Della Street, his secretary, glanced up at him with eyes that contained a glint of amusement in their cool, steady depths. Her smile was tolerant.
'I presume,' she said, 'having just emerged from one murder case, you'd like another.'
'Not necessarily a murder case,' he told her, 'but a good fight in front of a jury. I like dramatic murder trials, where the prosecution explodes an unexpected bomb under me, and, while I'm whirling through the air, I try to figure how I'm going to light on my feet when I come down... What about this chap with the glass eye?'
'Mr. Peter Brunold,' she said. 'He's waiting for you in the outer office. I told him you'd probably delegate his case to an assistant. He said he'd either see you or no one.'
'What does he look like?'
'He's about forty, with lots of black, curly hair. He has an air of distinction about him and he looks as though he'd suffered. He's the type of man you'd pick for a poet. There's something peculiar in his expression, a soulful, sensitive something. You'll like him, but he's the type that would make business for you, if you ask me-a romantic dreamer who would commit an emotional murder if he felt circumstances required him to do it.'
'You can readily detect the glass eye?' Mason inquired.
'I can't detect it at all,' she said, shaking her head. 'I always thought I could tell an artificial eye as far as I could see one, but I'd never know there was anything wrong with Mr.
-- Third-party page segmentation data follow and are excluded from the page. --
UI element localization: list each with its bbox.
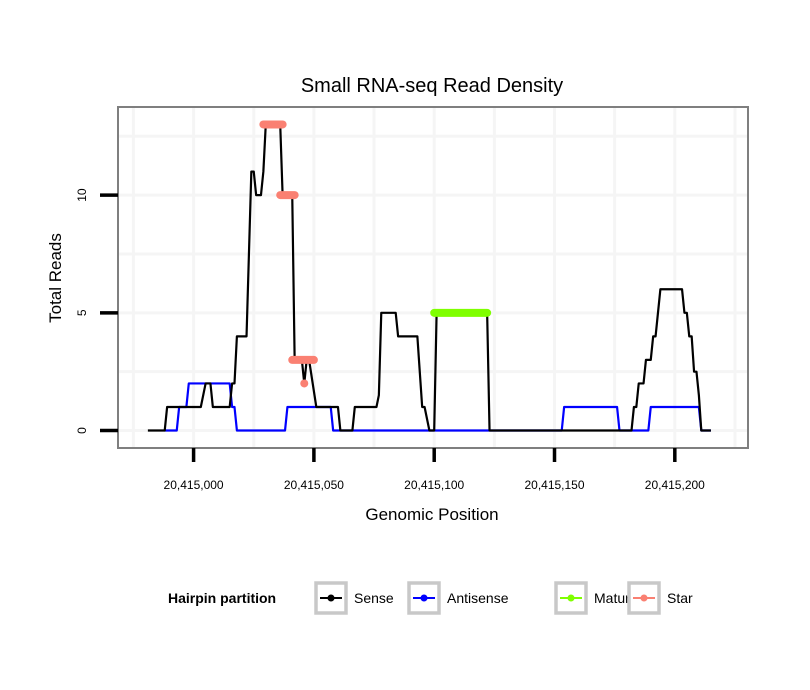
y-tick-label: 10 <box>75 188 89 202</box>
legend-label: Antisense <box>447 590 509 606</box>
legend-label: Star <box>667 590 693 606</box>
x-axis: 20,415,000 20,415,050 20,415,100 20,415,150… <box>164 448 705 492</box>
legend: Hairpin partition Sense Antisense Mature St… <box>168 581 693 615</box>
series-sense-line <box>147 123 711 432</box>
legend-item-sense: Sense <box>314 581 394 615</box>
legend-label: Mature <box>594 590 638 606</box>
x-tick-label: 20,415,100 <box>404 478 464 492</box>
y-axis-title: Total Reads <box>46 233 65 323</box>
y-tick-label: 5 <box>75 309 89 316</box>
x-tick-label: 20,415,050 <box>284 478 344 492</box>
legend-label: Sense <box>354 590 394 606</box>
y-tick-label: 0 <box>75 427 89 434</box>
legend-key-point <box>640 594 648 602</box>
x-axis-title: Genomic Position <box>365 505 498 524</box>
x-tick-label: 20,415,200 <box>645 478 705 492</box>
legend-key-point <box>420 594 428 602</box>
legend-key-point <box>567 594 575 602</box>
legend-item-star: Star <box>627 581 693 615</box>
chart-title: Small RNA-seq Read Density <box>301 75 563 97</box>
grid <box>119 108 747 447</box>
legend-title: Hairpin partition <box>168 590 276 606</box>
legend-key-point <box>327 594 335 602</box>
legend-item-mature: Mature <box>554 581 638 615</box>
y-axis: 0 5 10 <box>75 188 118 434</box>
legend-item-antisense: Antisense <box>407 581 509 615</box>
series-layer <box>147 120 711 432</box>
x-tick-label: 20,415,000 <box>164 478 224 492</box>
x-tick-label: 20,415,150 <box>524 478 584 492</box>
series-antisense-line <box>164 382 711 432</box>
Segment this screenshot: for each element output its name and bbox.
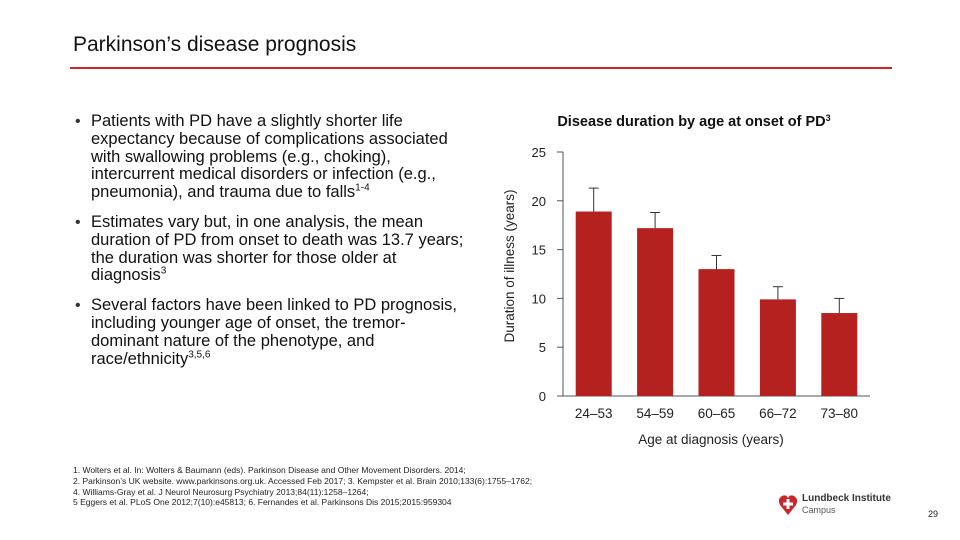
bullet-dot-icon: • [75,297,81,315]
x-tick-label: 24–53 [575,406,613,421]
bullet-text: Several factors have been linked to PD p… [91,296,457,368]
y-tick-label: 5 [539,340,546,355]
chart-title: Disease duration by age at onset of PD3 [557,113,830,130]
y-tick-label: 20 [532,194,546,209]
bar [759,299,796,396]
bullet-dot-icon: • [75,213,81,231]
bar [698,269,735,396]
x-tick-label: 60–65 [698,406,736,421]
bullet-citation: 3 [160,265,167,277]
bullet-dot-icon: • [75,113,81,130]
bar [575,211,612,396]
y-tick-label: 25 [532,145,546,160]
x-tick-label: 73–80 [821,406,859,421]
x-axis-label: Age at diagnosis (years) [638,432,784,447]
bullet-text: Estimates vary but, in one analysis, the… [91,212,464,285]
reference-line: 2. Parkinson’s UK website. www.parkinson… [73,475,533,486]
logo-name: Lundbeck Institute [802,493,891,504]
y-axis-label: Duration of illness (years) [502,189,517,342]
bullet-list: • Patients with PD have a slightly shorte… [73,112,468,380]
bullet-citation: 3,5,6 [188,349,211,361]
reference-line: 4. Williams-Gray et al. J Neurol Neurosu… [73,486,369,497]
y-tick-label: 15 [532,243,546,258]
heart-cross-icon [778,495,798,515]
chart-title-citation: 3 [826,113,831,123]
title-divider [70,67,892,69]
y-tick-label: 0 [539,389,546,404]
y-tick-label: 10 [532,291,546,306]
page-number: 29 [928,509,939,519]
x-tick-label: 66–72 [759,406,797,421]
bullet-citation: 1-4 [355,182,370,194]
x-tick-label: 54–59 [636,406,674,421]
logo-subtitle: Campus [802,505,836,515]
bar [637,228,674,396]
bullet-text: Patients with PD have a slightly shorter… [91,112,448,202]
reference-line: 1. Wolters et al. In: Wolters & Baumann … [73,465,466,475]
slide-title: Parkinson’s disease prognosis [73,33,357,56]
reference-line: 5 Eggers et al. PLoS One 2012;7(10):e458… [73,497,452,508]
bullet-item: • Estimates vary but, in one analysis, th… [73,212,468,285]
lundbeck-logo: Lundbeck Institute Campus [778,491,898,521]
bar [821,313,858,396]
bullet-item: • Several factors have been linked to PD … [73,296,468,368]
bullet-item: • Patients with PD have a slightly shorte… [73,112,468,202]
chart-title-text: Disease duration by age at onset of PD [557,114,825,130]
references: 1. Wolters et al. In: Wolters & Baumann … [73,465,532,508]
Brunold's eye.'
'Just what was it he told you about his eye?'
'He said he had a complete set of eyes-one for morning-one for evening-one slightly bloodshot-one...'
Perry Mason smacked his fist against his palm. His eyes glinted.
'Take away that bunch of mail, Della,' he commanded, 'and send in the man with the glass eye. I've fought will contests, tried suits for slander, libel, alienation of affections, and personal injuries, but I'm darned if I've ever had a case involving a glass eye, and this is going to be where I begin. Send him in.